Reputation: 25
I have 9880 records in a data frame, I am trying to split it into 9 groups of 1000 each and the last group will have 880 records and also name them accordingly. I used for-loop for 1-9 groups but manually for the last 880 records, but i am sure there are better ways to achieve this,
library(sqldf)
for (i in 0:8)
{
assign(paste("test",i,sep="_"),as.data.frame(final_9880[((1000*i)+1):(1000*(i+1)), (1:53)]))
}
test_9<- num_final_9880[9001:9880,1:53]
also am unable to append all the parts in one for-loop!
#append all parts
all_9880<-rbind(test_0,test_1,test_2,test_3,test_4,test_5,test_6,test_7,test_8,test_9)
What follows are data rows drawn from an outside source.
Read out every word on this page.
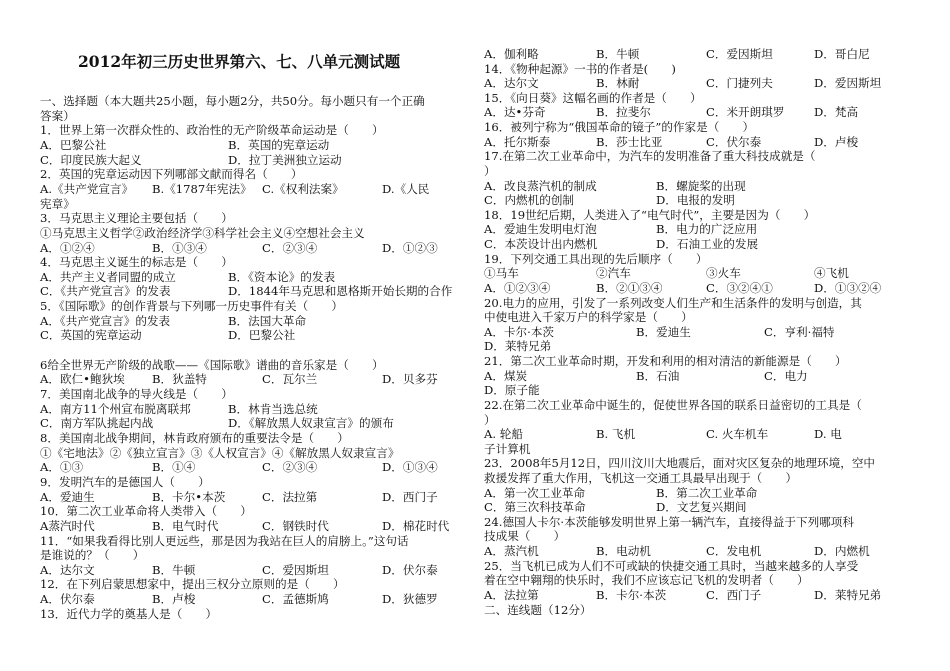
2012年初三历史世界第六、七、八单元测试题
一、选择题（本大题共25小题，每小题2分，共50分。每小题只有一个正确
答案）
1．世界上第一次群众性的、政治性的无产阶级革命运动是（　　）
A．巴黎公社	B．英国的宪章运动
C．印度民族大起义	D．拉丁美洲独立运动
2．英国的宪章运动因下列哪部文献而得名（　　）
A.《共产党宣言》 B.《1787年宪法》 C.《权利法案》	D.《人民
宪章》
3．马克思主义理论主要包括（　　）
①马克思主义哲学②政治经济学③科学社会主义④空想社会主义
A．①②④	B．①③④	C．②③④	D．①②③
4．马克思主义诞生的标志是（　　）
A．共产主义者同盟的成立	B．《资本论》的发表
C．《共产党宣言》的发表	D．1844年马克思和恩格斯开始长期的合作
5．《国际歌》的创作背景与下列哪一历史事件有关（　　）
A．《共产党宣言》的发表	B．法国大革命
C．英国的宪章运动	D．巴黎公社
6给全世界无产阶级的战歌——《国际歌》谱曲的音乐家是（　　）
A．欧仁•鲍狄埃 B．狄盖特	C．瓦尔兰	D．贝多芬
7．美国南北战争的导火线是（　　）
A．南方11个州宣布脱离联邦	B．林肯当选总统
C．南方军队挑起内战	D．《解放黑人奴隶宣言》的颁布
8．美国南北战争期间，林肯政府颁布的重要法令是（　　）
①《宅地法》②《独立宣言》③《人权宣言》④《解放黑人奴隶宣言》
A．①③	B．①④	C．②③④	D．①③④
9．发明汽车的是德国人（　　）
A．爱迪生	B．卡尔•本茨	C．法拉第	D．西门子
10．第二次工业革命将人类带入（　　）
A蒸汽时代	B．电气时代	C．钢铁时代	D．棉花时代
11．“如果我看得比别人更远些，那是因为我站在巨人的肩膀上。”这句话
是谁说的？（　　）
A．达尔文	B．牛顿	C．爱因斯坦	D．伏尔泰
12．在下列启蒙思想家中，提出三权分立原则的是（　　）
A．伏尔泰	B．卢梭	C．孟德斯鸠	D．狄德罗
13．近代力学的奠基人是（　　）
A．伽利略	B．牛顿	C．爱因斯坦	D．哥白尼
14．《物种起源》一书的作者是(　　)
A．达尔文	B．林耐	C．门捷列夫	D．爱因斯坦
15．《向日葵》这幅名画的作者是（　　）
A．达•芬奇	B．拉斐尔	C．米开朗琪罗	D．梵高
16．被列宁称为“俄国革命的镜子”的作家是（　　）
A．托尔斯泰	B．莎士比亚	C．伏尔泰	D．卢梭
17.在第二次工业革命中，为汽车的发明准备了重大科技成就是（
）
A．改良蒸汽机的制成	B．螺旋桨的出现
C．内燃机的创制	D．电报的发明
18．19世纪后期，人类进入了“电气时代”，主要是因为（　　）
A．爱迪生发明电灯泡	B．电力的广泛应用
C．本茨设计出内燃机	D．石油工业的发展
19．下列交通工具出现的先后顺序（　　）
①马车	②汽车	③火车	④飞机
A．①②③④	B．②①③④	C．③②④①	D．①③②④
20.电力的应用，引发了一系列改变人们生产和生活条件的发明与创造，其
中使电进入千家万户的科学家是（　　）
A．卡尔·本茨	B．爱迪生	C．亨利·福特
D．莱特兄弟
21．第二次工业革命时期，开发和利用的相对清洁的新能源是（　　）
A．煤炭	B．石油	C．电力
D．原子能
22.在第二次工业革命中诞生的，促使世界各国的联系日益密切的工具是（
）
A. 轮船	B. 飞机	C. 火车机车	D. 电
子计算机
23．2008年5月12日，四川汶川大地震后，面对灾区复杂的地理环境，空中
救援发挥了重大作用，飞机这一交通工具最早出现于（　　）
A．第一次工业革命	B．第二次工业革命
C．第三次科技革命	D．文艺复兴期间
24.德国人卡尔·本茨能够发明世界上第一辆汽车，直接得益于下列哪项科
技成果（　　）
A．蒸汽机	B．电动机	C．发电机	D．内燃机
25．当飞机已成为人们不可或缺的快捷交通工具时，当越来越多的人享受
着在空中翱翔的快乐时，我们不应该忘记飞机的发明者（　　）
A．法拉第	B．卡尔·本茨	C．西门子	D．莱特兄弟
二、连线题（12分）
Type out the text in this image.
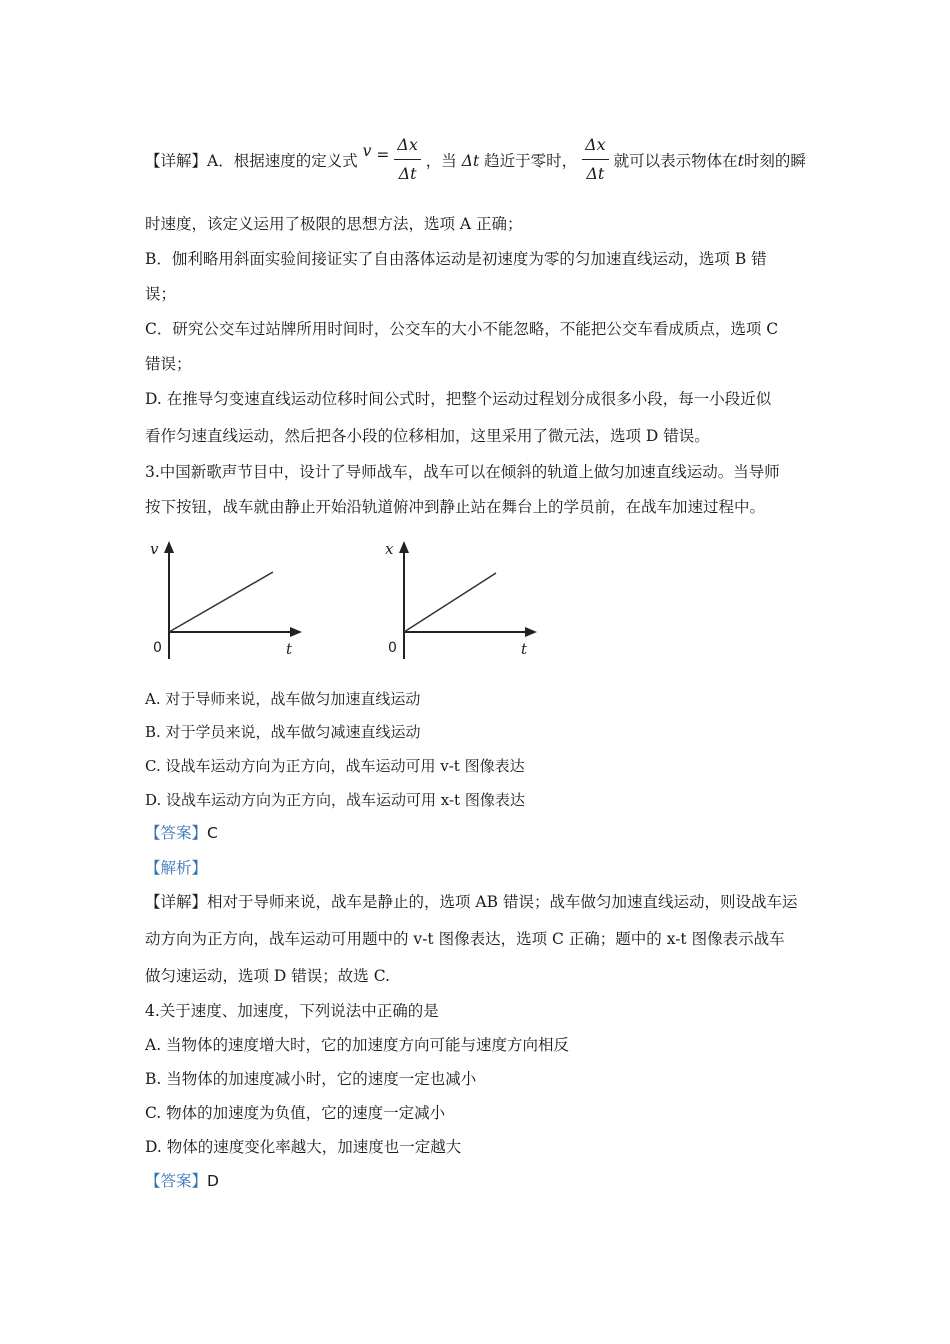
【详解】A．根据速度的定义式 $v = \frac{\Delta x}{\Delta t}$ ，当 Δt 趋近于零时， $\frac{\Delta x}{\Delta t}$ 就可以表示物体在t时刻的瞬
时速度，该定义运用了极限的思想方法，选项 A 正确；
B．伽利略用斜面实验间接证实了自由落体运动是初速度为零的匀加速直线运动，选项 B 错
误；
C．研究公交车过站牌所用时间时，公交车的大小不能忽略，不能把公交车看成质点，选项 C
错误；
D. 在推导匀变速直线运动位移时间公式时，把整个运动过程划分成很多小段，每一小段近似
看作匀速直线运动，然后把各小段的位移相加，这里采用了微元法，选项 D 错误。
3.中国新歌声节目中，设计了导师战车，战车可以在倾斜的轨道上做匀加速直线运动。当导师
按下按钮，战车就由静止开始沿轨道俯冲到静止站在舞台上的学员前，在战车加速过程中。
v
t
0
x
t
0
A. 对于导师来说，战车做匀加速直线运动
B. 对于学员来说，战车做匀减速直线运动
C. 设战车运动方向为正方向，战车运动可用 v-t 图像表达
D. 设战车运动方向为正方向，战车运动可用 x-t 图像表达
【答案】C
【解析】
【详解】相对于导师来说，战车是静止的，选项 AB 错误；战车做匀加速直线运动，则设战车运
动方向为正方向，战车运动可用题中的 v-t 图像表达，选项 C 正确；题中的 x-t 图像表示战车
做匀速运动，选项 D 错误；故选 C.
4.关于速度、加速度，下列说法中正确的是
A. 当物体的速度增大时，它的加速度方向可能与速度方向相反
B. 当物体的加速度减小时，它的速度一定也减小
C. 物体的加速度为负值，它的速度一定减小
D. 物体的速度变化率越大，加速度也一定越大
【答案】D
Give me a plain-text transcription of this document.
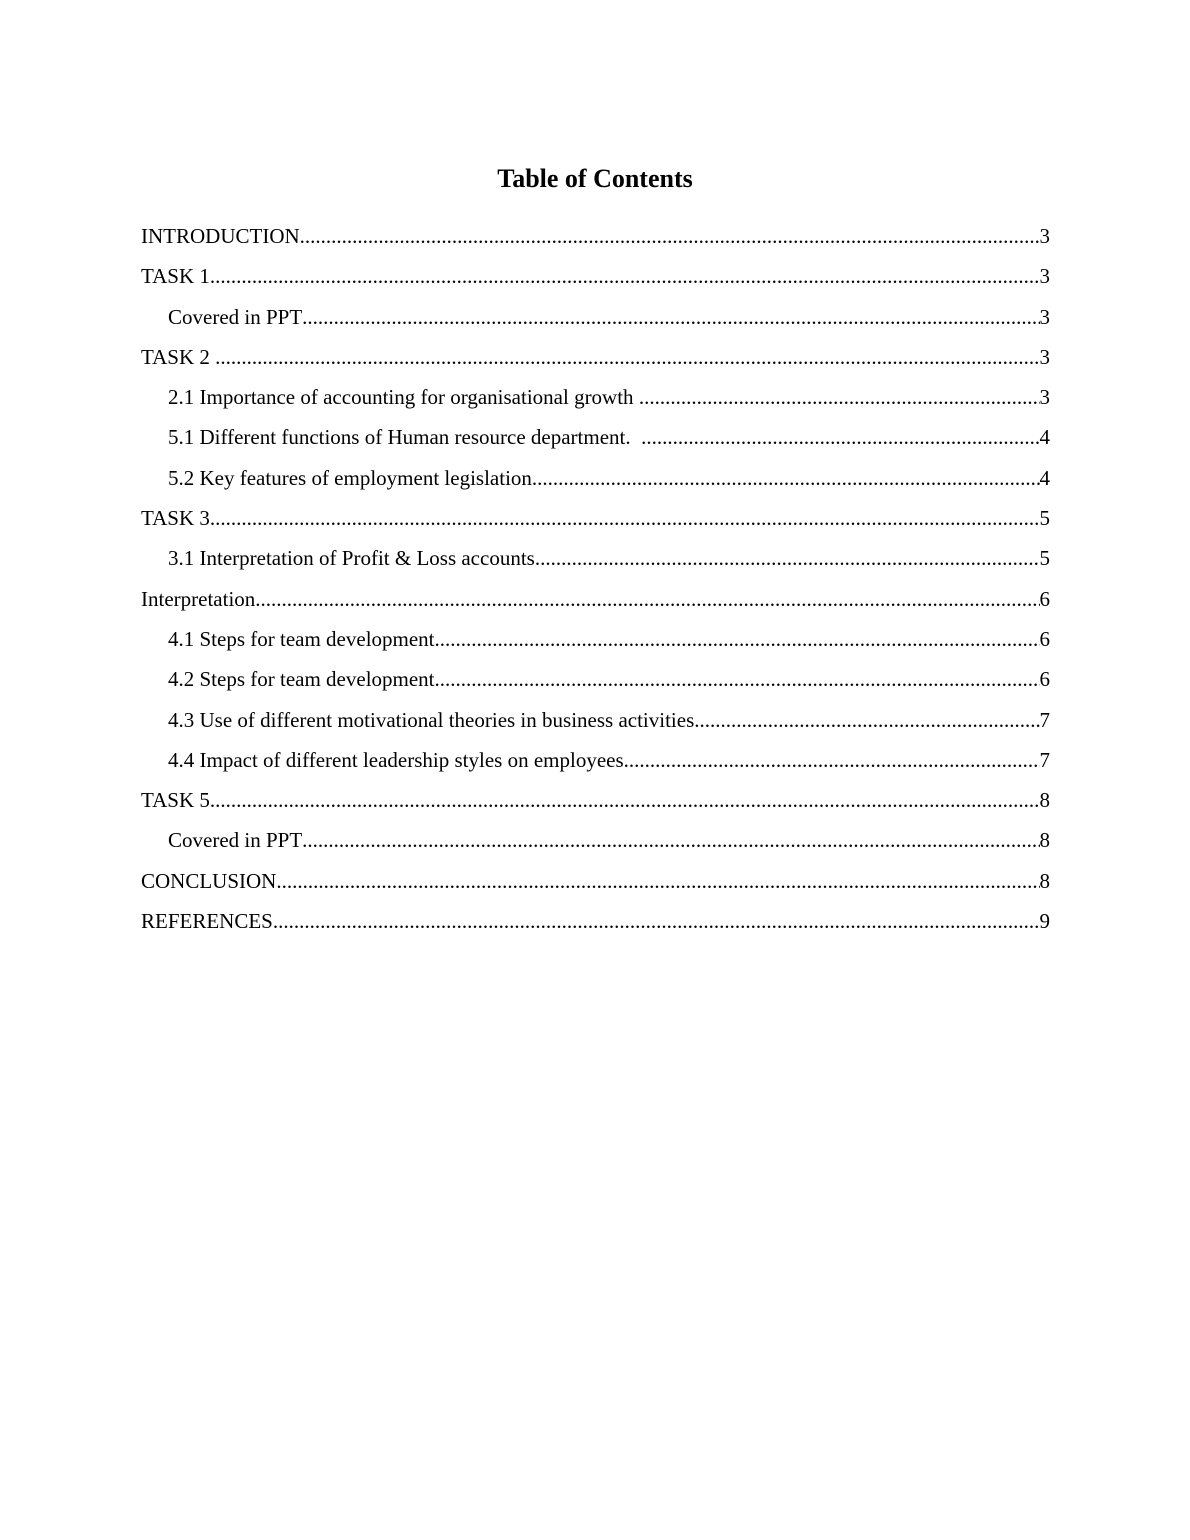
Table of Contents
INTRODUCTION .....	3
TASK 1 .....	3
Covered in PPT .....	3
TASK 2 .....	3
2.1 Importance of accounting for organisational growth .....	3
5.1 Different functions of Human resource department. .....	4
5.2 Key features of employment legislation .....	4
TASK 3 .....	5
3.1 Interpretation of Profit & Loss accounts .....	5
Interpretation .....	6
4.1 Steps for team development .....	6
4.2 Steps for team development .....	6
4.3 Use of different motivational theories in business activities .....	7
4.4 Impact of different leadership styles on employees .....	7
TASK 5 .....	8
Covered in PPT .....	8
CONCLUSION .....	8
REFERENCES .....	9
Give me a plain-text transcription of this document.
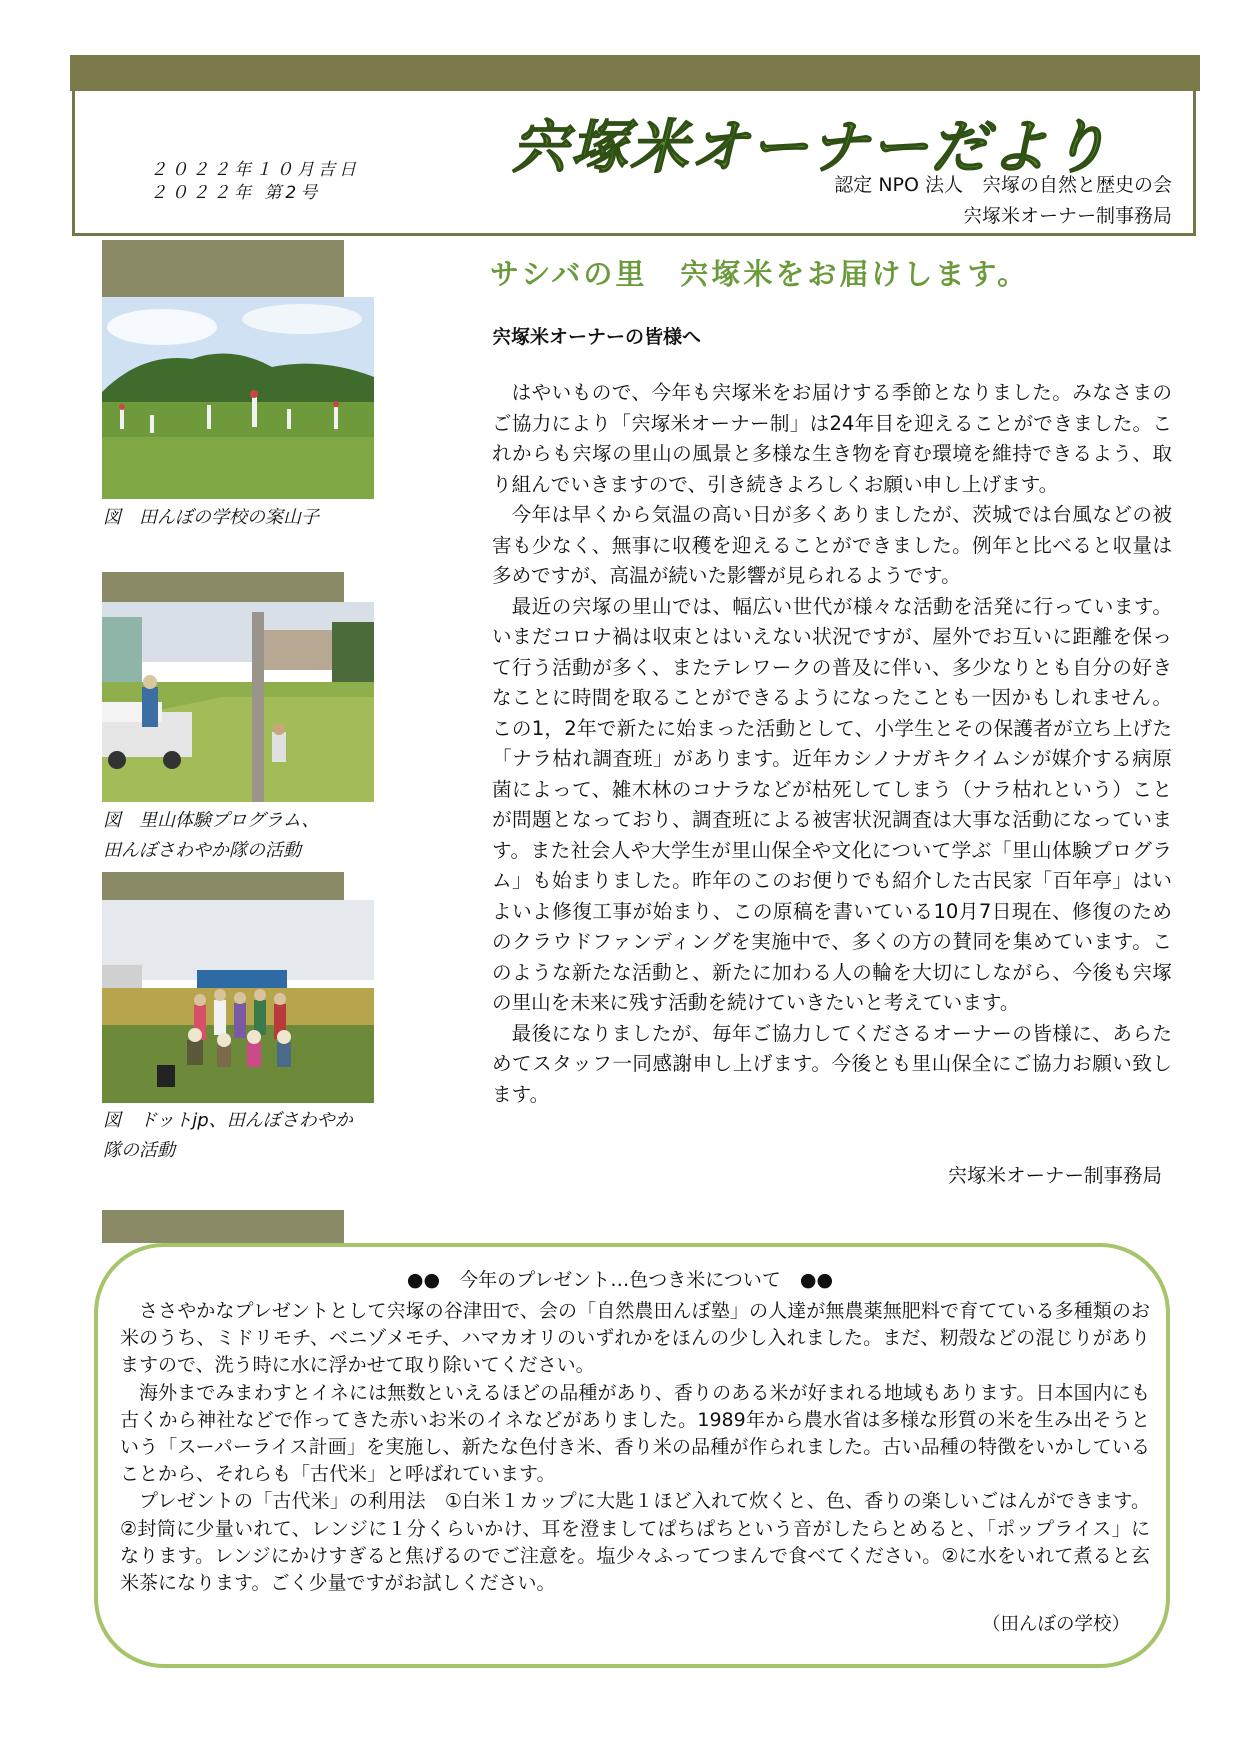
２０２２年１０月吉日
２０２２年 第2号
宍塚米オーナーだより
認定 NPO 法人　宍塚の自然と歴史の会
宍塚米オーナー制事務局
図　田んぼの学校の案山子
図　里山体験プログラム、
田んぼさわやか隊の活動
図　ドットjp、田んぼさわやか
隊の活動
サシバの里　宍塚米をお届けします。
宍塚米オーナーの皆様へ

はやいもので、今年も宍塚米をお届けする季節となりました。みなさまのご協力により「宍塚米オーナー制」は24年目を迎えることができました。これからも宍塚の里山の風景と多様な生き物を育む環境を維持できるよう、取り組んでいきますので、引き続きよろしくお願い申し上げます。

今年は早くから気温の高い日が多くありましたが、茨城では台風などの被害も少なく、無事に収穫を迎えることができました。例年と比べると収量は多めですが、高温が続いた影響が見られるようです。

最近の宍塚の里山では、幅広い世代が様々な活動を活発に行っています。いまだコロナ禍は収束とはいえない状況ですが、屋外でお互いに距離を保って行う活動が多く、またテレワークの普及に伴い、多少なりとも自分の好きなことに時間を取ることができるようになったことも一因かもしれません。この1，2年で新たに始まった活動として、小学生とその保護者が立ち上げた「ナラ枯れ調査班」があります。近年カシノナガキクイムシが媒介する病原菌によって、雑木林のコナラなどが枯死してしまう（ナラ枯れという）ことが問題となっており、調査班による被害状況調査は大事な活動になっています。また社会人や大学生が里山保全や文化について学ぶ「里山体験プログラム」も始まりました。昨年のこのお便りでも紹介した古民家「百年亭」はいよいよ修復工事が始まり、この原稿を書いている10月7日現在、修復のためのクラウドファンディングを実施中で、多くの方の賛同を集めています。このような新たな活動と、新たに加わる人の輪を大切にしながら、今後も宍塚の里山を未来に残す活動を続けていきたいと考えています。

最後になりましたが、毎年ご協力してくださるオーナーの皆様に、あらためてスタッフ一同感謝申し上げます。今後とも里山保全にご協力お願い致します。

宍塚米オーナー制事務局
●●　今年のプレゼント…色つき米について　●●

ささやかなプレゼントとして宍塚の谷津田で、会の「自然農田んぼ塾」の人達が無農薬無肥料で育てている多種類のお米のうち、ミドリモチ、ベニゾメモチ、ハマカオリのいずれかをほんの少し入れました。まだ、籾殻などの混じりがありますので、洗う時に水に浮かせて取り除いてください。

海外までみまわすとイネには無数といえるほどの品種があり、香りのある米が好まれる地域もあります。日本国内にも古くから神社などで作ってきた赤いお米のイネなどがありました。1989年から農水省は多様な形質の米を生み出そうという「スーパーライス計画」を実施し、新たな色付き米、香り米の品種が作られました。古い品種の特徴をいかしていることから、それらも「古代米」と呼ばれています。

プレゼントの「古代米」の利用法　①白米１カップに大匙１ほど入れて炊くと、色、香りの楽しいごはんができます。②封筒に少量いれて、レンジに１分くらいかけ、耳を澄ましてぱちぱちという音がしたらとめると、「ポップライス」になります。レンジにかけすぎると焦げるのでご注意を。塩少々ふってつまんで食べてください。②に水をいれて煮ると玄米茶になります。ごく少量ですがお試しください。

（田んぼの学校）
Any help is appreciated, thanks!
Upvotes: 1
Views: 1186
Reputation: 5617
A small variation on this solution
ls <- split(final_9880, rep(0:9, each = 1000, length.out = 9880)) # edited to Roman's suggestion
for(i in 1:10) assign(paste("test",i,sep="_"), ls[[i]])
Your command for binding should work.
Edit
If you have many dataframes you can use a parse-eval combo. I use the package gsubfn
for readability.
library(gsubfn)
nms <- paste("test", 1:10, sep="_", collapse=",")
eval(fn$parse(text='do.call(rbind, list($nms))'))
How does this work? First I create a string containing the comma-separated list of the dataframes
> paste("test", 1:10, sep="_", collapse=",")
[1] "test_1,test_2,test_3,test_4,test_5,test_6,test_7,test_8,test_9,test_10"
Then I use this string to construct the list
list(test_1,test_2,test_3,test_4,test_5,test_6,test_7,test_8,test_9,test_10)
using parse
and eval
with string interpolation.
eval(fn$parse(text='list($nms)'))
String interpolation is implemented via the fn$
prefix of parse
, its effect is to intercept and substitute $nms
with the string contained in the variable nms
. Parsing and evaluating the string "list($mns)"
creates the list needed. In the solution the rbind
is included in the parse-eval combo.
EDIT 2
You can collect all variables with a certain pattern, put them in a list and bind them by rows.
do.call("rbind", sapply(ls(pattern = "test_"), get, simplify = FALSE))
ls
finds all variables with a pattern "test_"
sapply
retrieves all those variables and stores them in a list
do.call
flattens the list row-wise.
Upvotes: 2
Reputation: 115382
No for loop required -- use split
data <- data.frame(a = 1:9880, b = sample(letters, 9880, replace = TRUE))
splitter <- (data$a-1) %/% 1000
.list <- split(data, splitter)
lapply(0:9, function(i){
assign(paste('test',i,sep='_'), .list[[(i+1)]], envir = .GlobalEnv)
return(invisible())
})
all_9880<-rbind(test_0,test_1,test_2,test_3,test_4,test_5,test_6,test_7,test_8,test_9)
identical(all_9880,data)
## [1] TRUE
Upvotes: 2